The Supreme Court of Canada recently rejected a leave application of the Canada Revenue Agency, meaning the much heralded decision in Iggillis Holdings v Canada (MNR), 2018 FCA 51 is good law. Confirmed is the Federal Court of Appeal’s conclusion that sharing legal advice with other transacting parties, or working together with other parties’ lawyers to develop the legal advice, will not waive solicitor-client privilege where the collaboration is done in pursuit of a common interest.
Privilege and the Common Interest Rule
Solicitor-client privilege protects communications between a lawyer and a client, made for the purpose of seeking or giving legal advice, that are intended to be confidential. Common interest privilege is misnamed. It is not a standalone privilege. It is a rule that permits the sharing of privileged information without loss of solicitor-client privilege.
Impact on clients and counsel
The reality of legal discourse in Canada (including activities in the non-profit sector) means that clients and their counsel will often have a practical interest in sharing privileged advice or directly collaborating with another party’s counsel when there is a common interest. Advice provided during a corporate merger/integration most readily comes to mind.
With leave to the Supreme Court of Canada being denied, the Federal Court of Appeal decision confirms that the common interest rule is firmly established in Canadian law. The Court of Appeal in Iggillis remarked that
“[S]olicitor-client privilege is not waived when an opinion provided by a lawyer to one party is disclosed, on a confidential basis, to other parties with sufficient common interest in the same transactions. This principle applies whether the opinion is first disclosed to the client of the particular lawyer and then to the other parties or simultaneously to the client and the other parties. In each case, the solicitor-client privilege that applies to the communication by the lawyer to his or her client of a legal opinion is not waived when that opinion is disclosed, on a confidential basis, to other parties with sufficient common interest in the same transactions.”

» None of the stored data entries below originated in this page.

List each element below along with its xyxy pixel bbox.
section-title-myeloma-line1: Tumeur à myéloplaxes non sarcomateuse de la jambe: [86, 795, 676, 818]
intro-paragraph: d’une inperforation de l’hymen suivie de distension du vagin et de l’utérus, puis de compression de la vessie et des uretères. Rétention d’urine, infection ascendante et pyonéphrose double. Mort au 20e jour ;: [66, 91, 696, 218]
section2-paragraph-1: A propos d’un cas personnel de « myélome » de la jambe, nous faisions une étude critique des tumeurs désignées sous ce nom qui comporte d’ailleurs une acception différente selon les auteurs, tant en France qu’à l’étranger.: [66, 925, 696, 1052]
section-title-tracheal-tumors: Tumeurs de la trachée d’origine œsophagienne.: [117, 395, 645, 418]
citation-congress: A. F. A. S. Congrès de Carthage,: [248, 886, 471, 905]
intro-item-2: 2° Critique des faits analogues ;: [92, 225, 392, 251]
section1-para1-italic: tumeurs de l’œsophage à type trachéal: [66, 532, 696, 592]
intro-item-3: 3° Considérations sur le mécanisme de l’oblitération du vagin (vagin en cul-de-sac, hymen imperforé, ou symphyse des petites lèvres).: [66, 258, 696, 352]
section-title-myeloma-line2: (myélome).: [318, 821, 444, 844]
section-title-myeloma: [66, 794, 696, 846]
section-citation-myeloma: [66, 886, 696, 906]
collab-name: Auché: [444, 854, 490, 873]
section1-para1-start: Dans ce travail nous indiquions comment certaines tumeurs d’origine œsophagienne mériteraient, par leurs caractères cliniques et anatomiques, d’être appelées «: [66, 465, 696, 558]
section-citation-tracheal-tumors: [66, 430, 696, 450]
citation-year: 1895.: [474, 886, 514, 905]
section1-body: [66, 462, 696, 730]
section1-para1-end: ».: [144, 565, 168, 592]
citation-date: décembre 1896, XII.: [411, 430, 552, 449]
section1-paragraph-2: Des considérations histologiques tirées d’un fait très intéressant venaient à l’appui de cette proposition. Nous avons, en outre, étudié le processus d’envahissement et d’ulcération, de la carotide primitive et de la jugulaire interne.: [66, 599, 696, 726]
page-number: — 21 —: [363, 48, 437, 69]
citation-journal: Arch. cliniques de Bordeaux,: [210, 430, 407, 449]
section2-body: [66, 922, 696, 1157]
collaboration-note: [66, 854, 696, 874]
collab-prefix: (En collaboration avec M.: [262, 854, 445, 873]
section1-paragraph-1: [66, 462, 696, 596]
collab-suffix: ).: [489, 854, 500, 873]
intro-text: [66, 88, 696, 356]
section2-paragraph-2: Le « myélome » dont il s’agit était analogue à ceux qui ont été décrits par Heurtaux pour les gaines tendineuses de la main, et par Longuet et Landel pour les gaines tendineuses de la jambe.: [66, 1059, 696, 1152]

Accordingly, parties to a transaction can have a “common interest” in completing the deal or in sharing legal advice. They can generally share privileged documents, like tax memos and other legal opinions, without mistakenly losing privilege over those documents. Refreshingly undisturbed is the Federal Court of Appeal’s pronouncement that the interests of respective clients are better served if their lawyers collaborate on legal opinions dealing with the application of a statute to the transaction to be completed by the parties.
As a practical takeaway, best practices would dictate that parties consider signing a common interest privilege agreement to crystalize the common interest and intentions. In approaching such agreements, parties should be mindful that:
- they must share a sufficiently common interest;
- they will need to clearly demonstrate that they intended for the sharing of privileged communications and materials (e.g. an opinion) to remain confidential and that the exchange of privileged communications was made in furtherance of that common interest; and
- as suggested by the Canadian Bar Association, they should limit the circumstances, if any, in which such materials may be disclosed to third parties (e.g. disclosure should be made only on consent of all parties and only after sufficient notification is given to other parties, or only where required by law).
Broadly, as a means of protecting their communications and materials, taxpayers should take all reasonable steps to develop, to claim, and to maintain solicitor-client privilege.